Microbiota and brain
The intestinal microbiota is the set of bacteria that populate the intestine. Good microbiota health affects not only digestion but, research shows, also affects the brain and mental health. In fact, an alteration in the microbiota could cause a different response to stress that leads to anxiety, depression and sleep disturbances. Probiotics are live enzymes capable of overcoming the intestinal barrier and supporting the microbiota, enriching the population of so-called good bacteria. Therefore, it is plausible to expect that taking probiotics can also bring benefits in terms of mood and sleep quality. To date, few studies have explored this aspect. That is why Korean researchers have thought about filling this gap.

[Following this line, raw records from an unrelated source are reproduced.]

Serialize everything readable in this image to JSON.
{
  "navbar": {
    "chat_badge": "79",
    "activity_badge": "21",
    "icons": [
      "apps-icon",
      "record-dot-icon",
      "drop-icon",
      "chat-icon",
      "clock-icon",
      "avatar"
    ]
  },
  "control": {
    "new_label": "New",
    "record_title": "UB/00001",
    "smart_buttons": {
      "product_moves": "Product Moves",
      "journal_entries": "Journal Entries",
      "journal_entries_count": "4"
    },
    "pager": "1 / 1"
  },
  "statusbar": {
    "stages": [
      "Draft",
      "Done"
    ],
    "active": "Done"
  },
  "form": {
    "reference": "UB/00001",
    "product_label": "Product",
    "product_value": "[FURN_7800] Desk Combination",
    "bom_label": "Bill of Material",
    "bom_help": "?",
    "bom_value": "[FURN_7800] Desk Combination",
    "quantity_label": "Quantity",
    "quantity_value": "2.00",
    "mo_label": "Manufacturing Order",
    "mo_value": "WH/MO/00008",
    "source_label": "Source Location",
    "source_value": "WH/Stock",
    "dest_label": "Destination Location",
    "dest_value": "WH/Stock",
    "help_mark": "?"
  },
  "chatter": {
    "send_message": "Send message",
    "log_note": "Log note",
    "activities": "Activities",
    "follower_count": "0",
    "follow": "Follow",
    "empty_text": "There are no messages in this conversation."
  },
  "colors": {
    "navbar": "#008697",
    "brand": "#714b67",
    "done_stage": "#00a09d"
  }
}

Scientists recruited 156 adults, all between the ages of 19 and 65, with anxiety and insomnia problems. The volunteers were divided into two groups. The first group was asked to take a preparation containing two probiotics, Lactobacillus reuteri and Bifidobacterium adolescentis, every day for two months. The second group, on the other hand, took a placebo for the same period of time. At the beginning, during and at the end of the experiment, the researchers subjected the study participants to tests to assess the quality of sleep, the degree of anxiety and any changes made by probiotics at the microbiota and blood level.
Probiotics counteract anxiety and insomnia
What has emerged is that probiotics have actually modified the intestinal microbiota, favoring the development of good bacteria and counteracting those that could be more harmful. Not only that, in the blood of the volunteers who had taken the probiotics, the indicators of inflammation had decreased, demonstrating that the probiotics were able to counteract the levels of chronic inflammation. And that's not all, at the end of the experiment the group that took the probiotics have a reduction in the symptoms of depression and anxiety and an improvement in the quality of sleep, with a decreased level of insomnia.
So, what we eat also affects mood and sleep quality. Green light therefore to probiotics, taking them both as supplements and as food, for example by eating yoghurt that have probiotics on the label.